Осенью того же года Варя уехала из Бухары. Историю ее отъезда никто в точности не знал. Известно было только одно, что Варя, получив путевку на медицинский факультет Ташкентского университета, покинула бригаду.
Без Вари Александр заскучал еще больше и даже отпустил себе бороду. Но горевал недолго. "И без баб дела хватит", - надменно решил он. Дела действительно хватало.
В горной Бухаре опять появились банды басмачей. Во главе их стоял Иргаш. Банды были многочисленны, превосходно вооружены и не давали покоя населению. Это были осколки эмирских отрядов. Части лихолетовской бригады неоднократно вступали с ними в бой, разбивали их, но победы эти не решали главного. Рассеянные шайки вновь собирались и опять принимались за грабежи и террор. Надо было кончить самого Иргаша и его штаб.
Лихолетов скитался со своими эскадронами из кишлака в кишлак. Но все усилия его оказались напрасными. Иргаш был вездесущ и неуловим, и никак не удавалось нащупать его гнездо.
Как-то раз, после одной из стычек, разговаривая с пленным басмачом, Лихолетов случайно узнал от него, что здесь, в этом районе, орудует Насыров, сотенный командир Иргаша.
Лихолетов (в мрачном настроении, как обычно за последнее время) сидел на камне возле чайханы. Около него стояли ординарцы и несколько эскадронных командиров. Лихолетов в упор рассматривал босого, оборванного басмача. Тот старался не встретиться с ним взглядом и вертел головой то вправо, то влево. Трудно было поймать какое-нибудь выражение на усталом и безжизненном лице басмача. Он опускал глаза.
- Не сладко, поди, живется? - промолвил Лихолетов.
Басмач вздохнул. Лихолетов встал с камня и подошел к басмачу.
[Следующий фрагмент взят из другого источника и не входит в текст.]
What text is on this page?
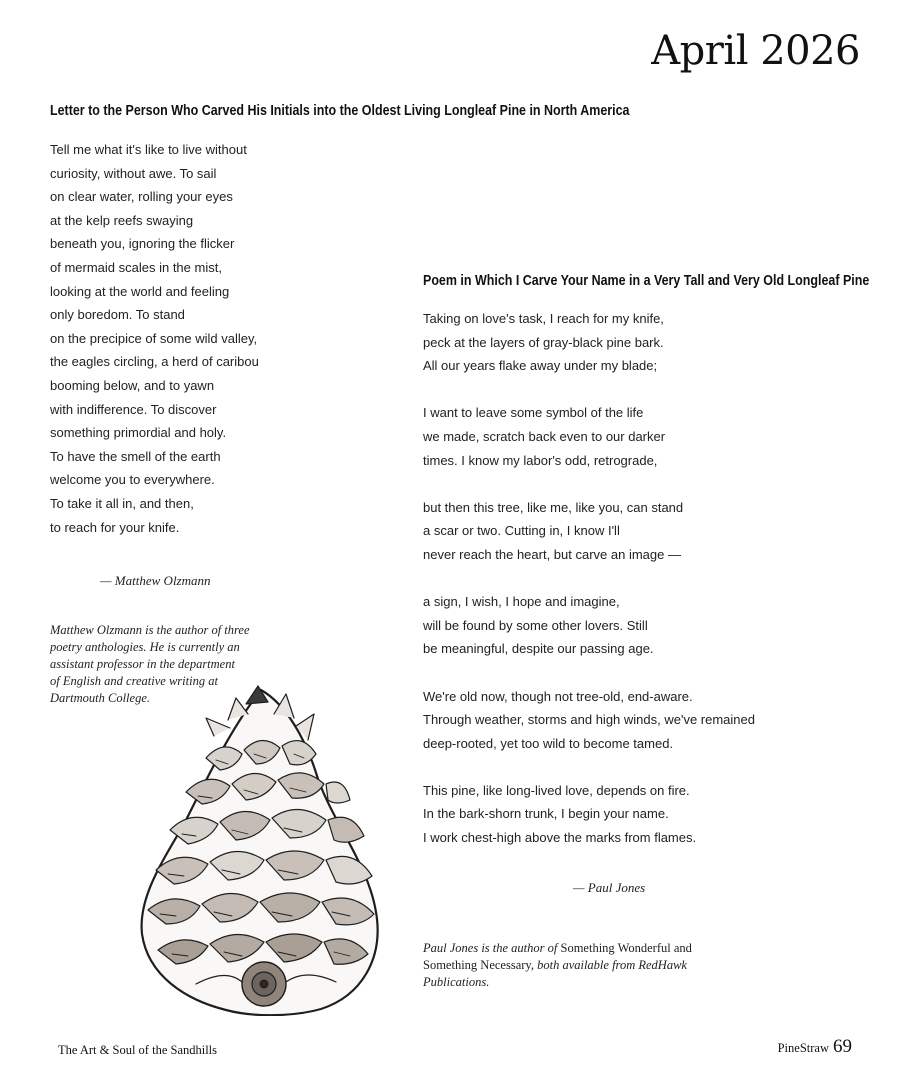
April 2026
Letter to the Person Who Carved His Initials into the Oldest Living Longleaf Pine in North America
Tell me what it's like to live without
curiosity, without awe. To sail
on clear water, rolling your eyes
at the kelp reefs swaying
beneath you, ignoring the flicker
of mermaid scales in the mist,
looking at the world and feeling
only boredom. To stand
on the precipice of some wild valley,
the eagles circling, a herd of caribou
booming below, and to yawn
with indifference. To discover
something primordial and holy.
To have the smell of the earth
welcome you to everywhere.
To take it all in, and then,
to reach for your knife.
— Matthew Olzmann
Matthew Olzmann is the author of three
poetry anthologies. He is currently an
assistant professor in the department
of English and creative writing at
Dartmouth College.
Poem in Which I Carve Your Name in a Very Tall and Very Old Longleaf Pine
Taking on love's task, I reach for my knife,
peck at the layers of gray-black pine bark.
All our years flake away under my blade;
I want to leave some symbol of the life
we made, scratch back even to our darker
times. I know my labor's odd, retrograde,
but then this tree, like me, like you, can stand
a scar or two. Cutting in, I know I'll
never reach the heart, but carve an image —
a sign, I wish, I hope and imagine,
will be found by some other lovers. Still
be meaningful, despite our passing age.
We're old now, though not tree-old, end-aware.
Through weather, storms and high winds, we've remained
deep-rooted, yet too wild to become tamed.
This pine, like long-lived love, depends on fire.
In the bark-shorn trunk, I begin your name.
I work chest-high above the marks from flames.
— Paul Jones
Paul Jones is the author of Something Wonderful and
Something Necessary, both available from RedHawk
Publications.
The Art & Soul of the Sandhills	PineStraw 69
- Знакомый ты мне или нет?
- Нет, - сказал басмач.
- Незнакомый... - задумчиво проговорил Лихолетов. - Вот что, брат, отправляйся ты к своему сотнику и узнай у него: служил он у Хамдама или не служил? Если он - тот Насыров, что служил у Хамдама, так я его знаю. Пусть приедет ко мне поговорить! Я обещаю ему полную неприкосновенность. Понятно?
Переводчик пересказал слова Лихолетова. Выслушав его, басмач равнодушно кивнул головой.
- Передашь ему? - спросил Александр.
- Да, - сказал басмач.
Басмачу привели захудалого неоседланного коня и сунули за пазуху кусок хлеба. Басмач пугливо озирался, стараясь понять, что ожидает его.
- Ну, поезжай! - сказал Лихолетов, усмехнувшись. - Я тебя отпускаю.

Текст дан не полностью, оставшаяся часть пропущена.